The Cour de cassation just dragged French surrogacy law into the present
France’s highest court has ordered the state to recognise foreign surrogacy arrangements, proving once again that the nation's most profound social shifts often arrive wrapped in dry judicial decrees.

Right now, the French legal establishment is digesting a rather large pill. In a ruling handed down today, the Cour de cassation has declared that France must recognise the parental ties established by foreign courts for children born via surrogacy. It is a dry, procedural sentence that happens to instantly resolve the legal limbo of countless families, while neatly side-stepping a political minefield.
What just happened
Gestational surrogacy, or GPA, remains strictly illegal on French soil. For years, the state’s historical workaround for citizens who went abroad to have children via surrogate was a bureaucratic shrug: the children undeniably existed, but their "intended parents" often lacked full legal recognition at home. Today, the Cour de cassation dismantled that cognitive dissonance. If a foreign tribunal has officially established the filiation between the intended parents and their child, France can no longer plug its ears and look the other way. The state must now agree.

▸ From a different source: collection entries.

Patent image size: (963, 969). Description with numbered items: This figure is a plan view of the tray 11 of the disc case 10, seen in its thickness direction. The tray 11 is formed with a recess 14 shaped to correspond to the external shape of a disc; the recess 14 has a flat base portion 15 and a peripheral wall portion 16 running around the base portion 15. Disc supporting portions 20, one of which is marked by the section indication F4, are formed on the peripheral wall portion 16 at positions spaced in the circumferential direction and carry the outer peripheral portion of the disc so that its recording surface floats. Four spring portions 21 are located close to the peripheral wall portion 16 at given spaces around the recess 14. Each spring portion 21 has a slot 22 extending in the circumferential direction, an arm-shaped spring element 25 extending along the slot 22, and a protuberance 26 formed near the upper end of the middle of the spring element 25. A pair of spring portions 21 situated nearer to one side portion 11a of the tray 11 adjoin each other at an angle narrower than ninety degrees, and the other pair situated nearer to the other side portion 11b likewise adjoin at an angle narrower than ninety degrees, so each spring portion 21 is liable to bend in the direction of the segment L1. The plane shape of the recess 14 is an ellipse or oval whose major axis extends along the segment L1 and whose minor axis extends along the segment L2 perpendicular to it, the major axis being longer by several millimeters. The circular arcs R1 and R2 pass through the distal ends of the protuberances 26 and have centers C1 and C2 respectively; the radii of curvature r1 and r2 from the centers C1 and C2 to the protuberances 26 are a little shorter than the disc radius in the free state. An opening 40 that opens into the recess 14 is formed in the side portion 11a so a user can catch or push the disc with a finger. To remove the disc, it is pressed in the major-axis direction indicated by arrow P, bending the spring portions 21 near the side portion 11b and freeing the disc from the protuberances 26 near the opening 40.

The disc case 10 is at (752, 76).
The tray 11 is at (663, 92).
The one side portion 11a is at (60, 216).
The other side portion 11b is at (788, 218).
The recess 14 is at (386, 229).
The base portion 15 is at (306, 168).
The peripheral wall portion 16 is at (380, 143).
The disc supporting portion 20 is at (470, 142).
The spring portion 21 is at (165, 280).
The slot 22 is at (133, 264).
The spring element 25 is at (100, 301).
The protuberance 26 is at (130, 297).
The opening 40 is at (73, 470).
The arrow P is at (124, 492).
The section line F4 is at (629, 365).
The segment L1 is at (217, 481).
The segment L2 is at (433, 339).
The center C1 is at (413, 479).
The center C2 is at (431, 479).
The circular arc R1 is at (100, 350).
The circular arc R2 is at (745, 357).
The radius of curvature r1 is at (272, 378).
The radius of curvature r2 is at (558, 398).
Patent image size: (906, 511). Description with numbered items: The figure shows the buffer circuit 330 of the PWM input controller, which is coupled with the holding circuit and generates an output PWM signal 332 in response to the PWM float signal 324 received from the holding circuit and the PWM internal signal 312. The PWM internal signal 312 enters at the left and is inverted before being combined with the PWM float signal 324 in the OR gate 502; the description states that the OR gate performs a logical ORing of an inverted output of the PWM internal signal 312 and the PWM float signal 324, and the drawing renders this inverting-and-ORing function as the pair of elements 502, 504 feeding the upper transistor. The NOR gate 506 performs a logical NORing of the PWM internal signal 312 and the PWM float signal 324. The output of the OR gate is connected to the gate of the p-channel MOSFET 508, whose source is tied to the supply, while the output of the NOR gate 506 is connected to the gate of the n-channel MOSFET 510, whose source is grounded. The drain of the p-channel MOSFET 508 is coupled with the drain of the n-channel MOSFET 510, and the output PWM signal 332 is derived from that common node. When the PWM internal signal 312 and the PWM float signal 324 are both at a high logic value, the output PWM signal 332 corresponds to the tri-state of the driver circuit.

The art of the judicial pivot
The ruling is a masterpiece of classic judicial pragmatism. It does not technically legalise surrogacy in France—an act that would require the sort of hysterical parliamentary brawl French politicians spend their entire careers either seeking or dodging. Instead, the court simply looked at the reality of children living without clear legal ties to the people raising them and decided that ignoring foreign court orders was no longer a tenable national strategy.
What it actually means
This is the quietly immense power of the Cour de cassation. As the highest court in the French judicial order, it is ostensibly there just to ensure the law is applied correctly. In practice, it plays a crucial and intricately powerful role in shaping the nation’s social landscape. By forcing the recognition of these parental ties today, it has bypassed a stalled, deeply partisan legislative debate and imposed a modern reality on an archaic framework.
The Republic may still officially frown upon surrogacy, but the state's highest magistrates have just drawn a firm line between political posture and legal reality. The law, it turns out, eventually has to acknowledge the families standing right in front of it.